Photos from the Havering Libraries archives include jewellers Gloria Paul in Farnham Road in Harold Hill of the late 1950s, as well as The Fifty Shilling tailors in South Street, Romford two decades prior.
Gloria Paul in Farnham Road in Harold Hill circa 1956/57
Gloria Paul jewellers was once part of the Farnham Road shopping centre, commonly known as Hilldene Shops.
To the left of Gloria Paul was the Co-op and to the right Froggatt and Burton baby carriages, according to Havering Libraries.
Hilldene Shops opened in 1952 at a cost of £663,000 to give Harold Hill a shopping centre suited to its size and population, it added.
RELATED LISTICLE: Romford's vintage shops from the Havering Libraries archive
Burney's Soft Furnishing and Household Linens in Hilldene Avenue, 1961
This photograph shows the queue for the January sales at Burney's Soft Furnishing and Household Linens in Hilldene Avenue, according to Havering Libraries.

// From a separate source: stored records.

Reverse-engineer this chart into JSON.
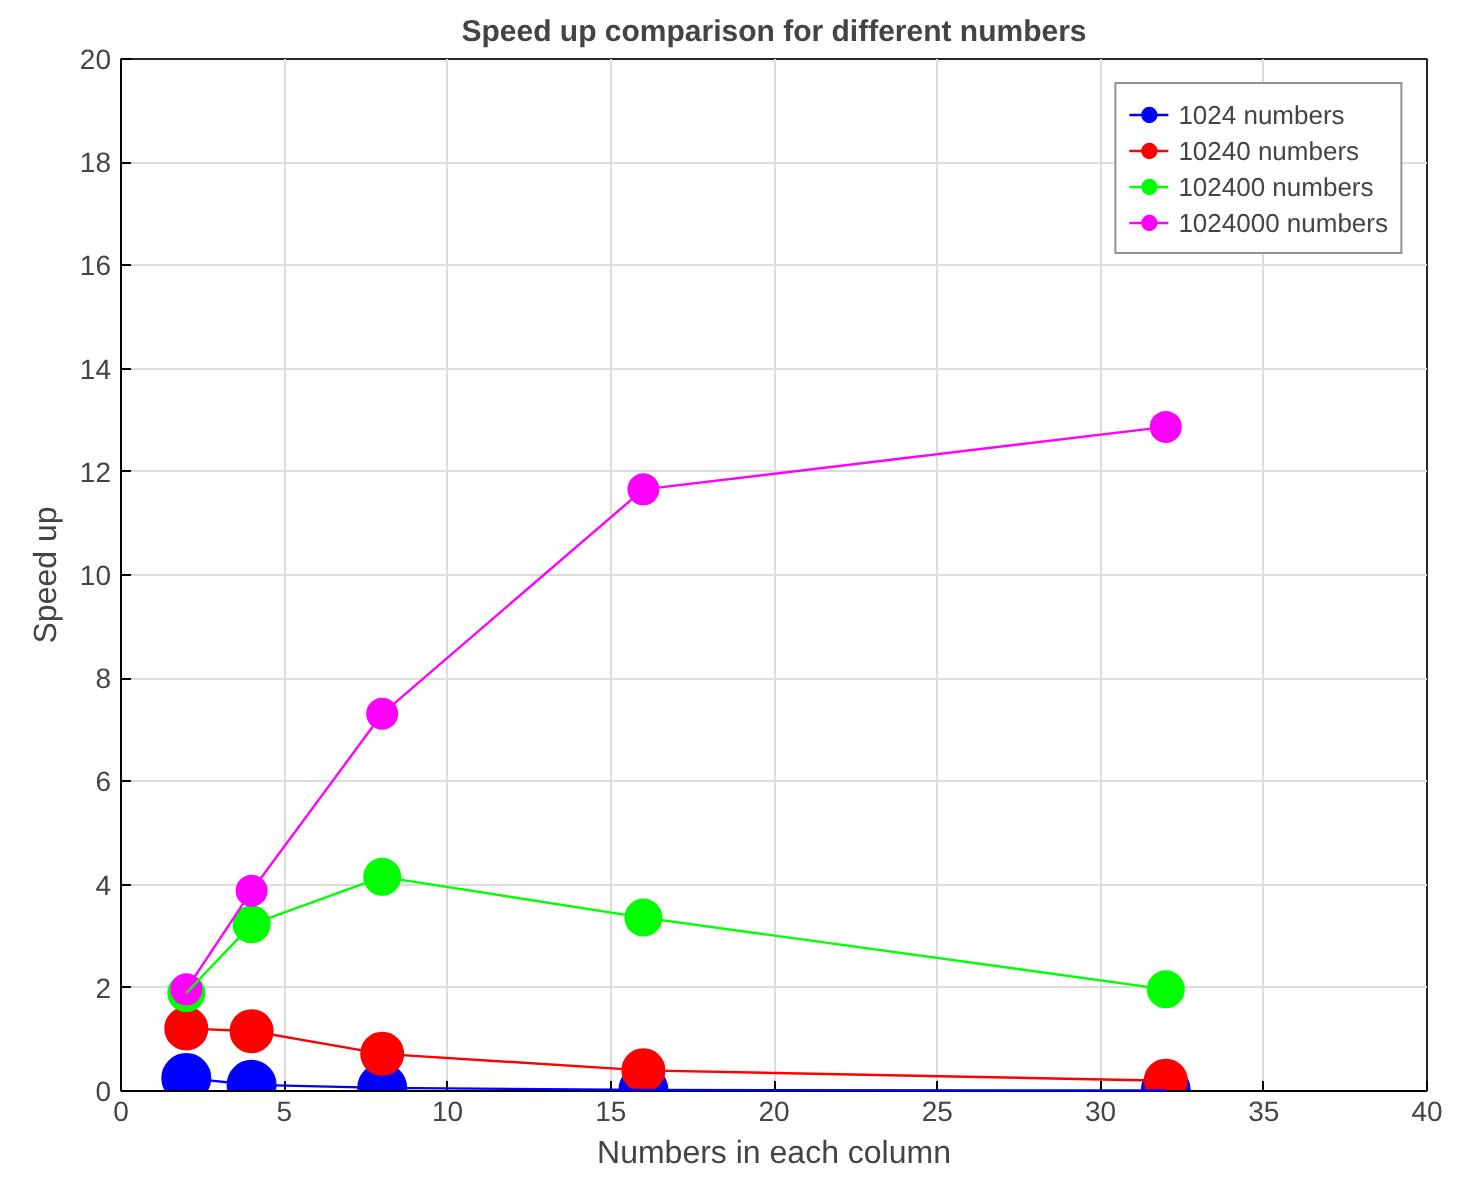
{
  "chart_data": {
    "type": "line",
    "title": "Speed up comparison for different numbers",
    "xlabel": "Numbers in each column",
    "ylabel": "Speed up",
    "x": [
      2,
      4,
      8,
      16,
      32
    ],
    "series": [
      {
        "name": "1024 numbers",
        "color": "#0000ff",
        "values": [
          0.25,
          0.12,
          0.06,
          0.02,
          0.01
        ]
      },
      {
        "name": "10240 numbers",
        "color": "#ff0000",
        "values": [
          1.21,
          1.16,
          0.72,
          0.4,
          0.2
        ]
      },
      {
        "name": "102400 numbers",
        "color": "#00ff00",
        "values": [
          1.9,
          3.23,
          4.15,
          3.36,
          1.97
        ]
      },
      {
        "name": "1024000 numbers",
        "color": "#ff00ff",
        "values": [
          1.97,
          3.88,
          7.31,
          11.66,
          12.87
        ]
      }
    ],
    "xlim": [
      0,
      40
    ],
    "xticks": [
      0,
      5,
      10,
      15,
      20,
      25,
      30,
      35,
      40
    ],
    "ylim": [
      0,
      20
    ],
    "yticks": [
      0,
      2,
      4,
      6,
      8,
      10,
      12,
      14,
      16,
      18,
      20
    ],
    "grid": true,
    "legend": "top right",
    "marker": "circle",
    "line_style": "solid"
  }
}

An accompanying sign for the Romford Washing Machine Centre can be seen to the left.
World's Stores in South Street, Romford circa 1913
World's Stores, to the centre of this postcard view, was in South Street, shown in this photo looking towards the railway bridge.
Picture frame maker HF Blackwell stood to the right of World's Stores, which was a grocers, according to Havering Libraries.
Green's Stores in Main Road, Gidea Park, Romford, circa 1965
Green's Stores was a grocers and tea dealers, according to Havering Libraries.
The grocers and other shops on the block between 184 and 192 Main Road were estimated to have been built in 1912.
The Fifty Shilling on South Street in Romford circa 1936
The Fifty Shilling tailor traded under that name until the mid 1950s before rebranding as John Collier, according to Havering Libraries.
It opened in September 1933 to replacing Lasham’s Chemists, which had been on the corner of South Street and High Street for more than 90 years.
The origins of the Fifty Shilling tailor are with Henry Price who started Price's, branded as a "high end economic tailor" in 1906 in Keighley, Havering Libraries added.